The politician faces a prison term, with authorities accusing him of violating the terms of a 2014 conviction for fraud, a prosecution that he says was politically motivated.
On Saturday, nearly 4,000 people were detained across Russia during nationwide protests that drew tens of thousands demanding Navalny’s release, according to OVD-Info, a human rights group that monitors political arrests.
Authorities launched 20 criminal investigations in different regions in the aftermath of the protests, mostly on the charges of violence against police, Russia’s Investigative Committee said.
Dozens of Navalny associates in various cities were detained before the protests, including Sobol, his spokeswoman Kira Yarmysh and long-time ally Georgy Alburov.
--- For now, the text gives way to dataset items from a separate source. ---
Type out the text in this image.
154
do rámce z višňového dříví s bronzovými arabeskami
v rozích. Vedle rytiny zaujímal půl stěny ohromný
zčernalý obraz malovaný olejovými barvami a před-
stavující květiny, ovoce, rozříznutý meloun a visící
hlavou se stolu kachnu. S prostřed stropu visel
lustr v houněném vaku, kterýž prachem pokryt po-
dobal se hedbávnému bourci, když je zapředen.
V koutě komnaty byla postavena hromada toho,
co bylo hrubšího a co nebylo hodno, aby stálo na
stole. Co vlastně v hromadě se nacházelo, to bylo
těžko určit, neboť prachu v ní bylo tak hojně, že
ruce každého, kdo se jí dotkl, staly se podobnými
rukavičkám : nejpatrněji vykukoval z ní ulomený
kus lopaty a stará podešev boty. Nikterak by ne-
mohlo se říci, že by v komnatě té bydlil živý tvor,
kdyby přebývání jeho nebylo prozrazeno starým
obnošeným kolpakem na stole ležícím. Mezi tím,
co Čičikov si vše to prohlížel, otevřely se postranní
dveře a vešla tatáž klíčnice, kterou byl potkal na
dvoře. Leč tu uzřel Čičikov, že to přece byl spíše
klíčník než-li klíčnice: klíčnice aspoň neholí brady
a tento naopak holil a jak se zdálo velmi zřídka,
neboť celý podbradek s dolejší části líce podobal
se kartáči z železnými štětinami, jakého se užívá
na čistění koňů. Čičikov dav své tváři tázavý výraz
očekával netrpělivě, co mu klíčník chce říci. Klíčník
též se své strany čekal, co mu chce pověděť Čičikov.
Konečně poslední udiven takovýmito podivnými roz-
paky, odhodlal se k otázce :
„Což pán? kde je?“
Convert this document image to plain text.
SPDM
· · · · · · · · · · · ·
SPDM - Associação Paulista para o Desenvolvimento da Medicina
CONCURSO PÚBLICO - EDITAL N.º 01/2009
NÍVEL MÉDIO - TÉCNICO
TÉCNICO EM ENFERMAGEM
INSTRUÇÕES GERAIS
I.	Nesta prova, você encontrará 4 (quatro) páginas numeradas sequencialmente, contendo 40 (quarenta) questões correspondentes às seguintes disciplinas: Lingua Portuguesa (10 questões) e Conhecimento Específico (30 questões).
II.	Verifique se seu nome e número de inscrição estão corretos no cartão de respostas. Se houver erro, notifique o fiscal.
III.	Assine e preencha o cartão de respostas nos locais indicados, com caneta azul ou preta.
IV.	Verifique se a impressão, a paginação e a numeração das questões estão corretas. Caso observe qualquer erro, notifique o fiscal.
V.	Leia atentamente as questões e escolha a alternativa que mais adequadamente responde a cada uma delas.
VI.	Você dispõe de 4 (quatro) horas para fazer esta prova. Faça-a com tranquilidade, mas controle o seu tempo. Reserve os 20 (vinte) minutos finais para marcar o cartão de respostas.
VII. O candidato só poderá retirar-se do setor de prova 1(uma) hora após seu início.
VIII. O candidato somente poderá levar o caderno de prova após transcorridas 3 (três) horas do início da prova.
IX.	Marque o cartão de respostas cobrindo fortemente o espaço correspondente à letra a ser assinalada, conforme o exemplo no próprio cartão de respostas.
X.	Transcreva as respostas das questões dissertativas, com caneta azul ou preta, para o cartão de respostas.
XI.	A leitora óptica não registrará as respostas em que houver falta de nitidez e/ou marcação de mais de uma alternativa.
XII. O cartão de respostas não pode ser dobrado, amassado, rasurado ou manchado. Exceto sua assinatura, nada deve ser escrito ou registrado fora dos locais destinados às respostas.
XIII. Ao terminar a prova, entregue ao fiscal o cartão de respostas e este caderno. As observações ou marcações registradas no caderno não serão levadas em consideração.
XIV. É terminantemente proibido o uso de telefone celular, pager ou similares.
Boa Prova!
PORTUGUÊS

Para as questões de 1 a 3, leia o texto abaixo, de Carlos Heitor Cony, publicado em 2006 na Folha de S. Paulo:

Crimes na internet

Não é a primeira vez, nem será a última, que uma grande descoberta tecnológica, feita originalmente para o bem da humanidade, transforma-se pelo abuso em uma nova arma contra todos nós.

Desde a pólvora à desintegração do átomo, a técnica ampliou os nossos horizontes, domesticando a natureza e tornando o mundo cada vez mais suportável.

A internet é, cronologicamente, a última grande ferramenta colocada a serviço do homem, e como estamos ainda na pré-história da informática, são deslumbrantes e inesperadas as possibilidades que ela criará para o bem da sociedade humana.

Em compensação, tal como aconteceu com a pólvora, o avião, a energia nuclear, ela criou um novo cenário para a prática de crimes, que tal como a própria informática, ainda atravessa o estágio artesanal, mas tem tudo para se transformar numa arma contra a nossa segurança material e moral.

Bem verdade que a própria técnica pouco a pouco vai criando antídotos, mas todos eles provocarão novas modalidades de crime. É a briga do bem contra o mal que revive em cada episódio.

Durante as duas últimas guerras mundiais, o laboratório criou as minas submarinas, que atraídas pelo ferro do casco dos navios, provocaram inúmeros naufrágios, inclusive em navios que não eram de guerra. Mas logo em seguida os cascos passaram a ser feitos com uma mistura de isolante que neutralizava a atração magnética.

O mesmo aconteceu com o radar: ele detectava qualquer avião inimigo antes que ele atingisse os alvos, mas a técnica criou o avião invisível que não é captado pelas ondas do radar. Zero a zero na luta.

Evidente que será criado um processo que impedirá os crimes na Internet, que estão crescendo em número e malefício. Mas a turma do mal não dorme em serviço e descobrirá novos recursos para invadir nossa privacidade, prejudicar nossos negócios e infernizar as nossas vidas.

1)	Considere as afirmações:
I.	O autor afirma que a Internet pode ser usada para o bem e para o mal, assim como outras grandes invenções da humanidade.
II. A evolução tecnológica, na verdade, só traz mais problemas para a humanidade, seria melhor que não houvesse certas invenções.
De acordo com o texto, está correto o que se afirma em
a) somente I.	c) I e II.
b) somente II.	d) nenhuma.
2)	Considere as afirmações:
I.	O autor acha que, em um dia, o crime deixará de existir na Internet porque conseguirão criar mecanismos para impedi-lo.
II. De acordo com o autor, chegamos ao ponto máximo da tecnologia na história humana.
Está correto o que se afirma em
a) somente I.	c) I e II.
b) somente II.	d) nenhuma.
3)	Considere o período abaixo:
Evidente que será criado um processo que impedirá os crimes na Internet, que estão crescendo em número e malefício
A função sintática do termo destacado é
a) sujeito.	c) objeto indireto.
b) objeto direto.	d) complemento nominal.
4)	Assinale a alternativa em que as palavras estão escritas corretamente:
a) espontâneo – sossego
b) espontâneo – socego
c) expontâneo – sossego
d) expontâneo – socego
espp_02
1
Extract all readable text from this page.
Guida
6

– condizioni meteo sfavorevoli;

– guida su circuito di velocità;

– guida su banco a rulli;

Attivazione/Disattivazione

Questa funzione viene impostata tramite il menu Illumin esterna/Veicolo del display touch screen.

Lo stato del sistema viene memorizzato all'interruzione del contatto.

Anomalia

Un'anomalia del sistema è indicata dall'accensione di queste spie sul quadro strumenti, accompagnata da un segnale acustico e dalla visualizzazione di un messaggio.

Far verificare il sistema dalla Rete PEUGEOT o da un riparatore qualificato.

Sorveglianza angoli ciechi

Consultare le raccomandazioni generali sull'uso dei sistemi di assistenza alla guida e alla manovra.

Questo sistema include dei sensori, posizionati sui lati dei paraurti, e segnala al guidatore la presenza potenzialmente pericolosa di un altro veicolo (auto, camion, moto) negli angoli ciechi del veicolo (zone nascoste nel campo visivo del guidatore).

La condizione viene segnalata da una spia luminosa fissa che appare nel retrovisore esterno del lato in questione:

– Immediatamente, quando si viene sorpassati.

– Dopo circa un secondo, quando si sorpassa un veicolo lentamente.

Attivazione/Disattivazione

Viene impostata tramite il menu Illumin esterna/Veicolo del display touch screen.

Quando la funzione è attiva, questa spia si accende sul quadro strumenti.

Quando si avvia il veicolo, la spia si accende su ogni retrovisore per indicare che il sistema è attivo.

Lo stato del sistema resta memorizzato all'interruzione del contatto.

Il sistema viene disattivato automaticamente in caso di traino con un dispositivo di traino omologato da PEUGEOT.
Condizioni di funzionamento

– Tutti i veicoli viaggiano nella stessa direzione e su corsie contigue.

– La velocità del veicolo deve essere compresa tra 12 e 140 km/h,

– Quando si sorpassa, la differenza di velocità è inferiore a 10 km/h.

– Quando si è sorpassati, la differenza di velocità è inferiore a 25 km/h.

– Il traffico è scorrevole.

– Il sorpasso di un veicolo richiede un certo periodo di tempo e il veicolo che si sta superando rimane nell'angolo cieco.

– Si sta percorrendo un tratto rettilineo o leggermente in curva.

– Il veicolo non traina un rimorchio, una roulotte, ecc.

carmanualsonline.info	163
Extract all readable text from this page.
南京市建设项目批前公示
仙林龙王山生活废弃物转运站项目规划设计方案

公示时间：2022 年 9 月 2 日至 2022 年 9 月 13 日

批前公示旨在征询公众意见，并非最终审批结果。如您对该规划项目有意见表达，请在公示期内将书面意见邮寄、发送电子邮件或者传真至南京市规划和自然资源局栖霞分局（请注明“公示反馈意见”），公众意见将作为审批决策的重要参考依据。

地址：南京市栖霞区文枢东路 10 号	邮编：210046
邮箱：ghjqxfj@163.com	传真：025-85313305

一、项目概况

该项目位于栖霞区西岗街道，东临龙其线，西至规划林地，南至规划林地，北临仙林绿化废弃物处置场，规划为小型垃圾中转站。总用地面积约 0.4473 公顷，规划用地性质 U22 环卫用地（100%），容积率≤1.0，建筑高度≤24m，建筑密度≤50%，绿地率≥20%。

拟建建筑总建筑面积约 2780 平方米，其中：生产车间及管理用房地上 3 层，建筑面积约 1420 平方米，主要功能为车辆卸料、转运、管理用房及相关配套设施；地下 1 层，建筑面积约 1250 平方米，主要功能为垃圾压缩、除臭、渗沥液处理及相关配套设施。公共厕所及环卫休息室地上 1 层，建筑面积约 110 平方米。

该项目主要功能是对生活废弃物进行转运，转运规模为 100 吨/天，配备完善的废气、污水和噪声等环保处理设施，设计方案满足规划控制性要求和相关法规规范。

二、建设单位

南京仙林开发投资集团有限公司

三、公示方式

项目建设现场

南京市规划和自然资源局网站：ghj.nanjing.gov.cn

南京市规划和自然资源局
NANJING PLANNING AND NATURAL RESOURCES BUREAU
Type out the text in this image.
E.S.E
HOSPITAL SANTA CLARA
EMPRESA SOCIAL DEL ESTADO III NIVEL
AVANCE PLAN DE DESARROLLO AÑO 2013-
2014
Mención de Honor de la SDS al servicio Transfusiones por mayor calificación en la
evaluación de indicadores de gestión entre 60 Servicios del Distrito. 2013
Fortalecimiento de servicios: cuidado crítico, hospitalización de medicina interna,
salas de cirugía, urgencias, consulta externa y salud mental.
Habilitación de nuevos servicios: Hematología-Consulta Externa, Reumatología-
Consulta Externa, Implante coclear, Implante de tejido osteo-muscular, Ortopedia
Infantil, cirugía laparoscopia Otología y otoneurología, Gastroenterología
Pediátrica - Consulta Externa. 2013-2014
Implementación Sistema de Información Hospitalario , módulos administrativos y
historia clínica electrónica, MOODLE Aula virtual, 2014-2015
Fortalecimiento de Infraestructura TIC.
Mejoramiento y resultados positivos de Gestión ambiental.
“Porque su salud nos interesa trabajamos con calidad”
Sobol was released within hours and ordered to pay a fine, while Yarmysh and Alburov were jailed for nine and 10 days each.
“Putin is trying to stop people from protesting and fighting for their rights through fear and criminal probes,” Sobol said. “We can only continue our work in these circumstances.”
The crackdown continued to bring international outrage. The top diplomats of the United States, Britain, Canada, France, Germany, Italy and Japan, as well as the high representative of the European Union, condemned the “politically motivated arrest and detention” of Navalny and said they were “deeply concerned by the detention of thousands of peaceful protesters and journalists”.